For an analytic function \(\phi(z)=\sum_{m=0}^\infty\phi_m z^m\) defined on the unit disc, the authors introduce the operator \(V_\phi(f)(z)=\int_{\mathbb D}\frac{\phi(w)f(\bar w z)}{(1-\bar w z)^{2+\alpha}}\, dA_\alpha(w)\) acting on functions \(f\in A^\alpha\), where \(A^\alpha\) stands for the weighted Bergman space of those functions analytic in the disc belonging to \(L^2(dA_\alpha)\) with \(dA_\alpha=(\alpha+1)(1-|z|^2)^\alpha \,dA(z)\).

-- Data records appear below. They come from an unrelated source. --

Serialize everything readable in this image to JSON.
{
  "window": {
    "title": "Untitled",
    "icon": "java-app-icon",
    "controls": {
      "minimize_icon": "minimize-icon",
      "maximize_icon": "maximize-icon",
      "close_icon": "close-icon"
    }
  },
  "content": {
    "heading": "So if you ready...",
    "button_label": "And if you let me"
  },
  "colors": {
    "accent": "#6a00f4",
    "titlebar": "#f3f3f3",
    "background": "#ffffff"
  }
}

The authors use the matrix representation of \(V_\phi\), given by \(V_\phi(m,n)=A_{n,m}\phi_m\) for \(m\geq n\) and \(V_\phi(m,n)=0\) otherwise, to show that the operator \(V_\phi\) is bounded, compact or belongs to the Schatten class \(S_p\) if and only if the sequence \(\Big((2^{n}\sum_{k\in I_n}|\phi_k|^2)^{1/2}\Big)_n\), where \(I_n= [2^n-2, 2^{n+1}-3]\cap \mathbb N\), belongs to \(\ell^\infty\), \(c_0\) or \(\ell^p\).